Communities around the world are gradually becoming aware that transit riders, and especially women, are often victims of a wide range of offenses of a sexual nature that happen on buses and trains, and at bus stops and train stations. Better understanding the extent and nature of sexual harassment on transit is a critical issue for transit operators and society at large. If fear of sexual crime limits if and how people ride transit, the result is reduced mobility for certain segments of the population, as well as lost ridership for transit agencies.
For this study, we surveyed 891 students at San José State University (SJSU), a large public university in the San Francisco Bay Area. The survey explored in detail whether and how student riders experience sexual harassment, as well as how fear of such harassment influences their transit use. Recognizing that transit trips are complex, multi-phased activities, the survey asked separately about harassment experiences waiting for the bus or train, on the transit vehicle, and walking to/from the transit stop.
Key findings include that sexual harassment during transit trips is a common experience (63% of respondents reported having been harassed), the experience of sexual harassment leads students to limit their use of transit, many take safety precautions when using transit, and very few report experiences of harassment to anyone at all, much less to authorities.
Although the SJSU survey was designed as a stand-alone research project, we are able to situate the results in a global context because the study was embedded in an international effort, with a near-identical survey administered to students at universities in 18 cities across six continents. The SJSU experience is typical of students around the world, though SJSU’s students were particularly likely to report feeling unsafe after dark.
ASHA WEINSTEIN AGRAWAL, PhD
Dr. Agrawal is Professor of Urban and Regional Planning at San José State University. Her research and teaching interests in transportation policy and planning include bicycle and pedestrian planning, travel survey methods, and transportation finance policy. She also works in the area of transportation history. She has a BA from Harvard University in Folklore and Mythology; an MSc from the London School of Economics and Political Science in Urban and Regional Planning; and a PhD from the University of California, Berkeley, in City and Regional Planning.
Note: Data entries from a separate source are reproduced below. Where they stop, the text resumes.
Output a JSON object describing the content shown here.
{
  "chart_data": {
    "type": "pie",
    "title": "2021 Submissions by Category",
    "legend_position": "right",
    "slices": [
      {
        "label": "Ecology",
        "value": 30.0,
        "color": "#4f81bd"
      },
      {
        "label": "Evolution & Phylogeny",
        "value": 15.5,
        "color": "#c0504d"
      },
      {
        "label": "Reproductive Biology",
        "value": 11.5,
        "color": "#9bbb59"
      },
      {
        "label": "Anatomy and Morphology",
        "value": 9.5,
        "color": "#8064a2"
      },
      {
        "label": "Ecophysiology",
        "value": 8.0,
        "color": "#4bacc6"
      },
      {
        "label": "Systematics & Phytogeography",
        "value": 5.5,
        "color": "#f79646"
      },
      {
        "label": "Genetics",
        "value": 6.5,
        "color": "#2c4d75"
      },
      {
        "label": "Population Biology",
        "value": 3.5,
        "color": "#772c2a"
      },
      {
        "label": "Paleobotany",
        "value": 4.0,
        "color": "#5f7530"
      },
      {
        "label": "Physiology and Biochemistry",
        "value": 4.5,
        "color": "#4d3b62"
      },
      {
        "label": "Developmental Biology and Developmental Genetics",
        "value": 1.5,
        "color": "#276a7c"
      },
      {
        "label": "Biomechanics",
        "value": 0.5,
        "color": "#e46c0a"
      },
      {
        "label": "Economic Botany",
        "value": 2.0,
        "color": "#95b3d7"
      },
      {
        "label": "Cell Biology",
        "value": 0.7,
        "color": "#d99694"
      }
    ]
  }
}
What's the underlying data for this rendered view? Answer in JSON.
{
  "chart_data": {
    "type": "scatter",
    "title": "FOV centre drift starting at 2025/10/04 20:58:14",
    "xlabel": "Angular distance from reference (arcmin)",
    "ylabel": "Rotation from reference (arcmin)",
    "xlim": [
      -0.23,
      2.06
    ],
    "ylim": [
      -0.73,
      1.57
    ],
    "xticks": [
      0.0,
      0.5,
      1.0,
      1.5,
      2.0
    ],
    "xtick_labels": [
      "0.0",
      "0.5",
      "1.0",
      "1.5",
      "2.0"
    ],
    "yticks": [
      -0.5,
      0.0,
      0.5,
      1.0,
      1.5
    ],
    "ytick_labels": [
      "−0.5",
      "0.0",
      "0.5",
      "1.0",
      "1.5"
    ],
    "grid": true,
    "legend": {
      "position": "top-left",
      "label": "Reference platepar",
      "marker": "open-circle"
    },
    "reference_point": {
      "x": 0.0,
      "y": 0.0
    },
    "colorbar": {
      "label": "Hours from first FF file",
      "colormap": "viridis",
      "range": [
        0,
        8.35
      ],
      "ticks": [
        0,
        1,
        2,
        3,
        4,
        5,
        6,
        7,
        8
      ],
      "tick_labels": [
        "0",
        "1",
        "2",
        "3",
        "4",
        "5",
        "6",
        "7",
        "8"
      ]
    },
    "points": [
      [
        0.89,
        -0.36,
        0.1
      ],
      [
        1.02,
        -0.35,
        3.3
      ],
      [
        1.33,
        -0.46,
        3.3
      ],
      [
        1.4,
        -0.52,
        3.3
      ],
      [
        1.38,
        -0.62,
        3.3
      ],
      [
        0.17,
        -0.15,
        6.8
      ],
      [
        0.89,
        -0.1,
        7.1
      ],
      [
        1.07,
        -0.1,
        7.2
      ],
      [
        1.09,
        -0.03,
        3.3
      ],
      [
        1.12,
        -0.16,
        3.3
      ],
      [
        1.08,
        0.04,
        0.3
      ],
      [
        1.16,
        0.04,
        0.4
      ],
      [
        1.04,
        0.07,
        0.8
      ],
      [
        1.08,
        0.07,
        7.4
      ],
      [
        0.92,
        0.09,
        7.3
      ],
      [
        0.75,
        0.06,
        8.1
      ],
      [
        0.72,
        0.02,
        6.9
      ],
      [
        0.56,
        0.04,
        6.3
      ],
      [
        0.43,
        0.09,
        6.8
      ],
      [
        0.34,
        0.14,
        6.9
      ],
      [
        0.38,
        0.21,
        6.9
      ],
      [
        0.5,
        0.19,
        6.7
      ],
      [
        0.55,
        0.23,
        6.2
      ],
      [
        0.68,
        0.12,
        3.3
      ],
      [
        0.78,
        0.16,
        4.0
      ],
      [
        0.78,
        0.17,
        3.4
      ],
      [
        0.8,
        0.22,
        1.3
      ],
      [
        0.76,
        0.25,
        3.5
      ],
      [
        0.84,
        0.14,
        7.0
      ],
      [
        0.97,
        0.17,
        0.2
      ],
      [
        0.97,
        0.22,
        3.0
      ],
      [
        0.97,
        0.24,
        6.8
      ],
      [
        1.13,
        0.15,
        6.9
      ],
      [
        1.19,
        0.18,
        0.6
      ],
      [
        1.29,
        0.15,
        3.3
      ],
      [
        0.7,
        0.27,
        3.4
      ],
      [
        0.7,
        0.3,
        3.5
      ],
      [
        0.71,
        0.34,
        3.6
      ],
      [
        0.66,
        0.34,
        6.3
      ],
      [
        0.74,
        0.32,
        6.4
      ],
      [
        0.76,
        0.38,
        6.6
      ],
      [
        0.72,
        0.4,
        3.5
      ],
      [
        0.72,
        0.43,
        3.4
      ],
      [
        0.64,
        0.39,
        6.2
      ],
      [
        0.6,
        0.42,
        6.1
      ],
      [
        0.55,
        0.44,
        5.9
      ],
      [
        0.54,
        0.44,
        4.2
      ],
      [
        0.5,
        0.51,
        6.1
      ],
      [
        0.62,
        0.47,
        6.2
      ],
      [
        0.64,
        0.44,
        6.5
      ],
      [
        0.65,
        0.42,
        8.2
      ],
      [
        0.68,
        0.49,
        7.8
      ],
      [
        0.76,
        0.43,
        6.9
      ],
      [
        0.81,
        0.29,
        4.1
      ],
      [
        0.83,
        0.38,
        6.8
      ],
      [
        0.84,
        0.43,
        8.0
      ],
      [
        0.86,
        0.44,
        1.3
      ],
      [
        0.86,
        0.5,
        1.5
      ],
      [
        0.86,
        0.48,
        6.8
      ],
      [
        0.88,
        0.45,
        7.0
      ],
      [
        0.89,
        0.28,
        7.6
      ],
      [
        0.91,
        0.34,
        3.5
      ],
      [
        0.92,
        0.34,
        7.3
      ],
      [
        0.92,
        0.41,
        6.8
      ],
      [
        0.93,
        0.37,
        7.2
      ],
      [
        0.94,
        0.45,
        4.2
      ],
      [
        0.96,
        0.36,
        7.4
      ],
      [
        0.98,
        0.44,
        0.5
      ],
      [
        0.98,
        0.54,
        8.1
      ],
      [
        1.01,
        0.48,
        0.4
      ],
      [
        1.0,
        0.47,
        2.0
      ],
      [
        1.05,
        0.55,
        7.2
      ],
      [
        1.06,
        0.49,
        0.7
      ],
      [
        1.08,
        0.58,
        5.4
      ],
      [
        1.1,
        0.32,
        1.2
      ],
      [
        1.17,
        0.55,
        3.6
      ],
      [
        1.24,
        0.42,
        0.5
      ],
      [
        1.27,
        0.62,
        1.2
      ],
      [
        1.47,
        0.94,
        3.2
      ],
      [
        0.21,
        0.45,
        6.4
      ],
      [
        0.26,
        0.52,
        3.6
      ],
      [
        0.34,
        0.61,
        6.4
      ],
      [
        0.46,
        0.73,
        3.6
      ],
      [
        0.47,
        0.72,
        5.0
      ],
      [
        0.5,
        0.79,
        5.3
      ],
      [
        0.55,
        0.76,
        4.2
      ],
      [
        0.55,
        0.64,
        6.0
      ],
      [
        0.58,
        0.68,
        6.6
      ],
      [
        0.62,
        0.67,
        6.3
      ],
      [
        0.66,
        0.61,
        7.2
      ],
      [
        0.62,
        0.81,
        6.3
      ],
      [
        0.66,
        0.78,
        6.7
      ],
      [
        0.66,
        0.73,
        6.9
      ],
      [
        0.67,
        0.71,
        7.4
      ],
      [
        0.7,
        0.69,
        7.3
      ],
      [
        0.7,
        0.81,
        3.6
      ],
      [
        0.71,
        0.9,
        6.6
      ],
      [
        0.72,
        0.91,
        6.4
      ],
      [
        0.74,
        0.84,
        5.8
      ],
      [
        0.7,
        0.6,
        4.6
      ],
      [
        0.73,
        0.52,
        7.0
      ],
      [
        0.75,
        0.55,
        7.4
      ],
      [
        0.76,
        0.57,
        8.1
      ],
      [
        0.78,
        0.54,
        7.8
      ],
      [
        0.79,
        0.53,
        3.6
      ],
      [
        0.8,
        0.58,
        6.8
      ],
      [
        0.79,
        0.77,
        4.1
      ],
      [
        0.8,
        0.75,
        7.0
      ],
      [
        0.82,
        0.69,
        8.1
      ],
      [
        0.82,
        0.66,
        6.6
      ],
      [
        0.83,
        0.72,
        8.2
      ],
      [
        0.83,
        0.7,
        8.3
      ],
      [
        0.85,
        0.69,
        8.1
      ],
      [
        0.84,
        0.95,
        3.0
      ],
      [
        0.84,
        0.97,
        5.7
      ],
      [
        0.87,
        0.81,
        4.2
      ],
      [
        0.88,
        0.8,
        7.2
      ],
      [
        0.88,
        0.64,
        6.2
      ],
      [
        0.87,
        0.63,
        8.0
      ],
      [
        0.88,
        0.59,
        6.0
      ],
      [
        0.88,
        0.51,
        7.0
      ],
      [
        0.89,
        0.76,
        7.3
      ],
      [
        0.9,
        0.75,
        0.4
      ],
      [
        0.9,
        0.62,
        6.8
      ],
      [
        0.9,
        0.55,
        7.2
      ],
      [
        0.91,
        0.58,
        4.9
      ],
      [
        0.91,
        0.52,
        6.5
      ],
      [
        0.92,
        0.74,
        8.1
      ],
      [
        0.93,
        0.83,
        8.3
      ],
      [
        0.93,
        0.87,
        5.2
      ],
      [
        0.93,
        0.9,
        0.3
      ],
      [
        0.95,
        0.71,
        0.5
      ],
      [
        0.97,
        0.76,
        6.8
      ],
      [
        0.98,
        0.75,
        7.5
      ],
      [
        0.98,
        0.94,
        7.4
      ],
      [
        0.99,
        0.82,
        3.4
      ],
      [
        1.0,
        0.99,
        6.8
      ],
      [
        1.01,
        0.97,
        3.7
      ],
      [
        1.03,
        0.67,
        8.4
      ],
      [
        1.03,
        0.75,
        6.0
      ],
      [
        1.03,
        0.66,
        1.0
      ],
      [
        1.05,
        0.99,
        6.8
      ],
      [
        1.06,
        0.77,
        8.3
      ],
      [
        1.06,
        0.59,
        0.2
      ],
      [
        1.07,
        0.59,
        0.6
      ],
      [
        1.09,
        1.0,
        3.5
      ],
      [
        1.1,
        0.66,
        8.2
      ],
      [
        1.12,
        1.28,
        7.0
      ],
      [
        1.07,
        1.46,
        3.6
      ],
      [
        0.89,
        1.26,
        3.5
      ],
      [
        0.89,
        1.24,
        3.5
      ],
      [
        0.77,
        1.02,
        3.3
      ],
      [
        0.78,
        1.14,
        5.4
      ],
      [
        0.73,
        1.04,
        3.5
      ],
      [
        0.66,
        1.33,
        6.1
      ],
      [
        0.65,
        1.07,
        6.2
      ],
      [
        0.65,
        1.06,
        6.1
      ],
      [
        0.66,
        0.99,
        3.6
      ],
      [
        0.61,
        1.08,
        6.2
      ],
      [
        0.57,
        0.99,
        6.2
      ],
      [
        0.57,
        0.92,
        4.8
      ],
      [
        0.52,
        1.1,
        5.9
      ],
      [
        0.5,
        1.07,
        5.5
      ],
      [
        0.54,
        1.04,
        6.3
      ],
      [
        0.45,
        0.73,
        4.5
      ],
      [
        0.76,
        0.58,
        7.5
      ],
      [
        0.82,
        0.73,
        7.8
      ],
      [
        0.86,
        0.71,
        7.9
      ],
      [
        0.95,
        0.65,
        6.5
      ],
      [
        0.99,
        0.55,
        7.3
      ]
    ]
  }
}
ANASTASIA LOUKAITOU-SIDERIS, PhD
Dr. Loukaitou-Sideris is Associate Dean of the UCLA Luskin School of Public Affairs, and Professor of Urban Planning. Her area of specialization is urban design, physical and land use planning. She has served as a consultant to the Transportation Research Board, Federal Highway Administration, Southern California Association of Governments, South Bay Cities Council of Government, Los Angeles Neighborhood Initiative, Mineta Transportation Institute, Robert Wood Johnson Foundation, the Greek government, and many municipal governments on issues of urban design, land use and transportation. She has published more than 100 articles and chapters and has co-authored or co-edited eight books: Urban Design Downtown: Poetics and Politics of Form (UC Press 1998); Jobs and Economic Development in Minority Communities (Temple University Press 2006); Sidewalks: Conflict and Negotiation over Public Space; Companion to Urban Design (MIT Press 2009); and The Informal American City: Beyond Taco Trucks and Day Labor (MIT Press 2014). Transit-Oriented Displacement or Community Dividends? (MIT Press 2019), and The New Companion to Urban Design (Routledge 2019).
CRISTINA TORTORA, PhD
Dr. Tortora is Assistant Professor in the Department of Mathematics and Statistics at San José State University. She completed her PhD in Statistics at the University of Naples Federico II in 2012. She has previously held postdoctoral positions at McMaster University, the University of Guelph, and Stazione Zoologica Anton Dohrn of Naples. Her research focuses on data analysis methods that use advanced clustering techniques, such as to find homogeneous groups of units within the data. Recent work focuses on methods that can detect clusters of different shapes, are robust in presence of outliers, and can cluster big data sets. She also collaborates with experts in different applied fields, including environmental science, transportation, and industrial engineering.
YAJING HU, PhD
Dr. Hu received her PhD in Microbiology from the University of Massachusetts at Amherst in 2008. Since then, she has worked at Stanford University and a private biotech company focusing on translational biomedical research and developing molecular diagnostic assays. She recently received an M.S. in Statistics from San José State University and joined Abbott as a Senior Scientist in global data science and analytics.